Pegaba de plano el sol del mediodía en la fachada del Ayuntamiento cuando ha salido por el portón el féretro del escritor, portado por nueve familiares y escoltado por miembros de la Policía Local ataviados con traje de gala.
Encabezado por dos vehículos funerarios, desbordados por una muestra representativa de las decenas de coronas de flores que han llegado en recuerdo al fallecido, el cortejo ha partido hacia el templo pasadas las doce de la mañana, después de que algunos de sus familiares se reunieran y se dedicaran unas palabras de ánimo abrazados, haciendo una piña.

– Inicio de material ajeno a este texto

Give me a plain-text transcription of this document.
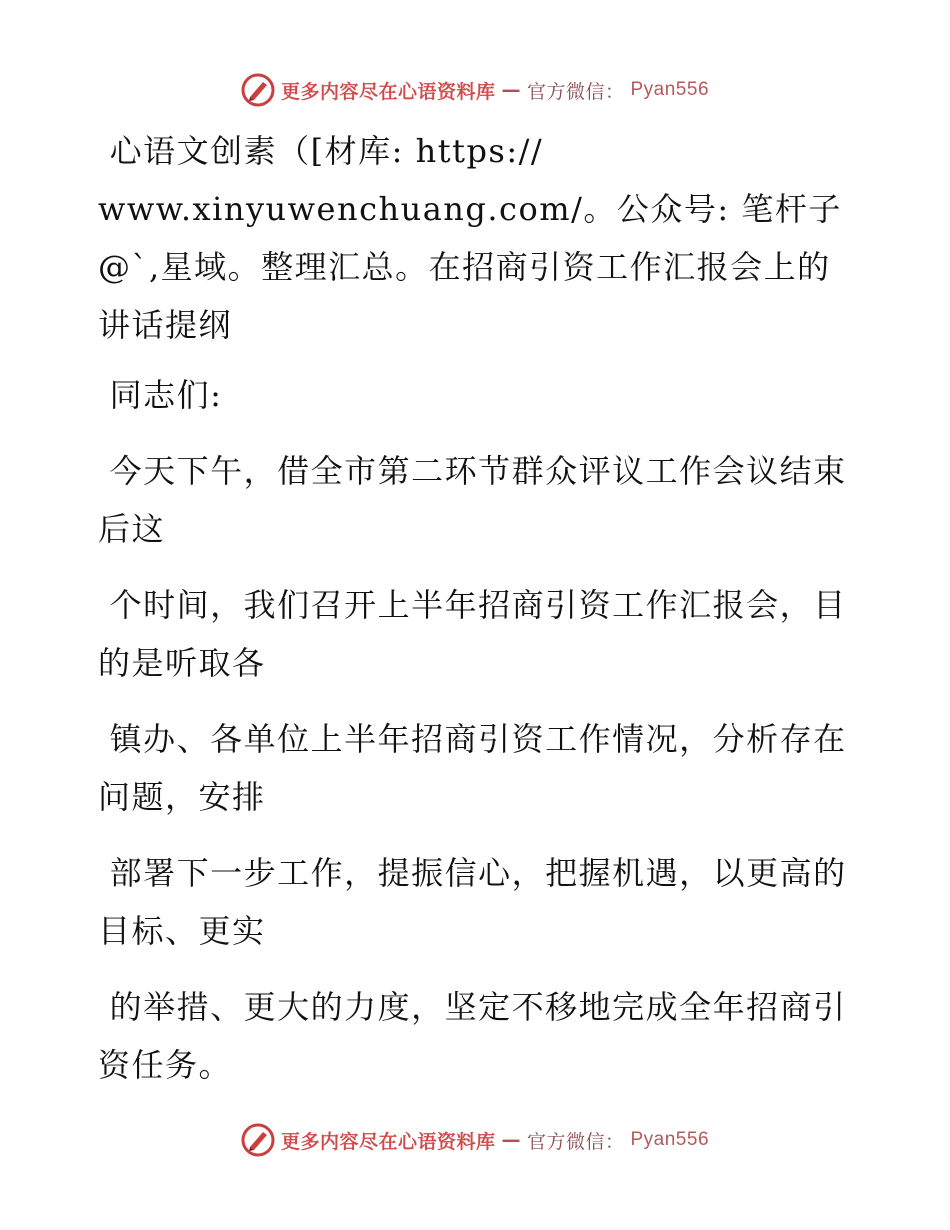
更多内容尽在心语资料库 — 官方微信： Pyan556

心语文创素（[材库: https://
www.xinyuwenchuang.com/。公众号: 笔杆子@`,星域。整理汇总。在招商引资工作汇报会上的讲话提纲

同志们:

今天下午，借全市第二环节群众评议工作会议结束后这

个时间，我们召开上半年招商引资工作汇报会，目的是听取各

镇办、各单位上半年招商引资工作情况，分析存在问题，安排

部署下一步工作，提振信心，把握机遇，以更高的目标、更实

的举措、更大的力度，坚定不移地完成全年招商引资任务。

更多内容尽在心语资料库 — 官方微信： Pyan556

Señoras con el carrito de la compra, padres con sus hijos en brazos, curiosos con cámaras de vídeo y ciudadanos de a pie han aplaudido de forma incesante el paso del féretro hasta su salida de la Plaza Mayor, momento en el que una marea humana se ha trasladado por las calles aledañas hacia el templo.
Y es que el goteo de personas que ha querido dar el último adiós a Miguel Delibes ha sido incesante, hasta tal punto que a medianoche de ayer, las puertas de la capilla ardiente se abrieron para que un aragonés, acompañado de su hija, que había llegado tarde, rindiera un homenaje póstumo al escritor, según palabras del alcalde de Valladolid, Javier León de la Riva.